If feels as if it’s like we were born to freedive. Did you know that as infants, we can comfortably hold our breath underwater for more than 40 seconds? We will instinctively start breast stroking and open our eyes and lose this ability when we are taught how to walk.

Freedom of movement

Another significant difference between the two is the equipment involved. When wearing bulky SCUBA gear, divers tend to travel in a linear direction making it difficult to have a 360 circular movement. In fact, whenever I go for a dive and approach SCUBA divers - no matter how much I try to attract their attention, they always seem to miss me - I’m a complete ninja to them.  

Freediving on the other hand gives you complete freedom of movement, and gives you a real feel of being part of the ocean. It teaches you how to move efficiently through the water, whilst at the same time increases your comfort; which will be extremely beneficial for SCUBA divers’ air consumption.

The silent difference

When you take your final breath and go for the plunge, you immediately notice how silent the underwater world is. Vast amounts of ocean sitting right on top of you when you suddenly realise how alone you are, all by yourself. You will discover that reefs come alive with sounds you've never heard before. It is the most intimate way to connect with the ocean; fish and other marine animals are not scared off. Instead, the animals become docile, even playful. They often welcome freedivers into their schools making them perfect underwater models. No other activity can get you as close to ocean wildlife than freediving.

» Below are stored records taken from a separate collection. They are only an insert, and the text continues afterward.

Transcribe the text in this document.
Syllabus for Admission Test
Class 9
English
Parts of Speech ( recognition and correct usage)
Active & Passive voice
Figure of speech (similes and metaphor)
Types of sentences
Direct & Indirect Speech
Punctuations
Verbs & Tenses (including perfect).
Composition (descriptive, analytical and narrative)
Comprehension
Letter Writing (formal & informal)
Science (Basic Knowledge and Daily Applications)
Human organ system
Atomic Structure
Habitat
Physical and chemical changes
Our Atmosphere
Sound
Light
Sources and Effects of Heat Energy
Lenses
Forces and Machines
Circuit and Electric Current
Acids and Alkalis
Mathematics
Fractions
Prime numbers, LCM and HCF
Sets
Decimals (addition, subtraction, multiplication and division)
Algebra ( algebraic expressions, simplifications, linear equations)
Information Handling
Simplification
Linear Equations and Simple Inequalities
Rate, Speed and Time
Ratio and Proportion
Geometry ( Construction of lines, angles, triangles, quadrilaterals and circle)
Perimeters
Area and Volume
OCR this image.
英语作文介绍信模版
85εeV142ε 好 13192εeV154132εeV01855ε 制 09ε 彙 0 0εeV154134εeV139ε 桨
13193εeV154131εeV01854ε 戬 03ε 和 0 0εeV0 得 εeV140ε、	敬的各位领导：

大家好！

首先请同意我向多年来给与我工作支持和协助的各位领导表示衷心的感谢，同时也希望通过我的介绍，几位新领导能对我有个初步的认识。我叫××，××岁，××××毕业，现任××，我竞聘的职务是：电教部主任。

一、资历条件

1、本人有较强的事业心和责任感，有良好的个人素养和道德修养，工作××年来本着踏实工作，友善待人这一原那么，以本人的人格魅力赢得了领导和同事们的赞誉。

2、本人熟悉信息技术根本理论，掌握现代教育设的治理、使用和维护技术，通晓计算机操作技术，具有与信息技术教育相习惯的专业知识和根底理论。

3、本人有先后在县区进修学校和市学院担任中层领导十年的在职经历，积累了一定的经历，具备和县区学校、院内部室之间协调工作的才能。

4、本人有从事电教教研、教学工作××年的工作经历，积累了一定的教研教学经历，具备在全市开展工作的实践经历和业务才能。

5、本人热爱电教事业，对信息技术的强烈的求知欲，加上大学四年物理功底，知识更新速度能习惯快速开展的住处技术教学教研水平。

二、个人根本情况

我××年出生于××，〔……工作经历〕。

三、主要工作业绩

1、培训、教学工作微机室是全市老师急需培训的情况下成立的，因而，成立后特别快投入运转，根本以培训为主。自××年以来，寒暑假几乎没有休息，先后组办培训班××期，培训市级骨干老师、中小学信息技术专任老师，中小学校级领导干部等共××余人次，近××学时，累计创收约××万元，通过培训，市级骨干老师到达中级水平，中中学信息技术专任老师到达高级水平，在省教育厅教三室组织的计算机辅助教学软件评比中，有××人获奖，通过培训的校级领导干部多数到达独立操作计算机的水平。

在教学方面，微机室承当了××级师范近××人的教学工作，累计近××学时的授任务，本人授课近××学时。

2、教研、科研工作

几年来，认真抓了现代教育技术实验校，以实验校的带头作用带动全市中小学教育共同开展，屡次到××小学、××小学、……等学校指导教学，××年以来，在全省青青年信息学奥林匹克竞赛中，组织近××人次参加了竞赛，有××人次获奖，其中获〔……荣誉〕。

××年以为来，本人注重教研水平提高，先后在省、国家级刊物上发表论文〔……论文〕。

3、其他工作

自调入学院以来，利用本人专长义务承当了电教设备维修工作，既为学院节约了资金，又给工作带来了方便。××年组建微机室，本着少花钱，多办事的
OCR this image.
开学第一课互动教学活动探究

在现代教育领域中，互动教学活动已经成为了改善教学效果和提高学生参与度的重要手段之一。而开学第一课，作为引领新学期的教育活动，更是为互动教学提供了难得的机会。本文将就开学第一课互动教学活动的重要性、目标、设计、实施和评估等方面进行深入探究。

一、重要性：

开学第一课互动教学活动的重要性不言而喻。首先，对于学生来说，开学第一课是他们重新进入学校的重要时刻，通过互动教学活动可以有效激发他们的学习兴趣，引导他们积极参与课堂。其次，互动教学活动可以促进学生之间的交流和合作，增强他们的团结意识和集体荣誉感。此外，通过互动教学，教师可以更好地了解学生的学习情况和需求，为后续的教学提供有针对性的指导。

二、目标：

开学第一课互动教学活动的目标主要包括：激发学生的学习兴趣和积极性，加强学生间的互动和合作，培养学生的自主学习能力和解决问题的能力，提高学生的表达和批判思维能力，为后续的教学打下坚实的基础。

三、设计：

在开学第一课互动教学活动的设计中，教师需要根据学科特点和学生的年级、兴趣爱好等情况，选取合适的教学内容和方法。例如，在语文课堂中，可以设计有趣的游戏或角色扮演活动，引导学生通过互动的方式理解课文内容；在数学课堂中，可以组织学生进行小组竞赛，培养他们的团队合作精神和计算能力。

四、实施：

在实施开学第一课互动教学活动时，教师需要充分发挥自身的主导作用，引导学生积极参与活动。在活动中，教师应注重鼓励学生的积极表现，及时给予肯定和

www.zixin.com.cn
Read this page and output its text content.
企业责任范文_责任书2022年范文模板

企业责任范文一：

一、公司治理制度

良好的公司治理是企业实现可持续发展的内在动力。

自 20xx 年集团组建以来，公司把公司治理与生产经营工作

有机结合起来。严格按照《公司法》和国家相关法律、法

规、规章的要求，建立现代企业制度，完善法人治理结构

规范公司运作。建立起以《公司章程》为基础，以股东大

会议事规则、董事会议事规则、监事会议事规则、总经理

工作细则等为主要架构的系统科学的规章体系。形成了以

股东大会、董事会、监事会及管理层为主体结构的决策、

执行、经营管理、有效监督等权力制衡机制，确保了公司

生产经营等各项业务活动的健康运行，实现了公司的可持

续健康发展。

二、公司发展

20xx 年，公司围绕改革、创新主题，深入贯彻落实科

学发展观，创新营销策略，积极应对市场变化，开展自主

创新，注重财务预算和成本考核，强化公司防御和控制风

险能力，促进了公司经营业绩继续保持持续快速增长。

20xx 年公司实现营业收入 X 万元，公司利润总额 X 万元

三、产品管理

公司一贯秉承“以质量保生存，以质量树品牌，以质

For some it’s time taken to listen to yourself; there’s a great saying by Michael Grevias, an elite sports performing coach;

‘There’s nothing better than an uncomfortable moment, because in that moment we are incredibly aware of ourselves’. 

Time spent underwater

SCUBA divers win at this one. Obviously you will spend more time underwater with the help of breathing apparatus - thats guaranteed. With freediving however, you will spend more time in the water allowing you to cover more ground.

How can freediving help your SCUBA diving?

  • Freediving breahting techniques help you breathe a lot more efficiently, preventing fatigue and breathing difficulties.
  • Freedivers learn to move efficiently with finning and body position in order to save precious oxygen. 
  • When it comes to equalisation, freedivers are thought two ways on how to equalise; Valsava and Frenzel manoeuvre. Most SCUBA divers are thought the valsava, which causes a lot of strain on the lungs and is a very inefficient way of equalising, leading to more air consumption. The Frenzel however, uses minimal effort to equalise the ears.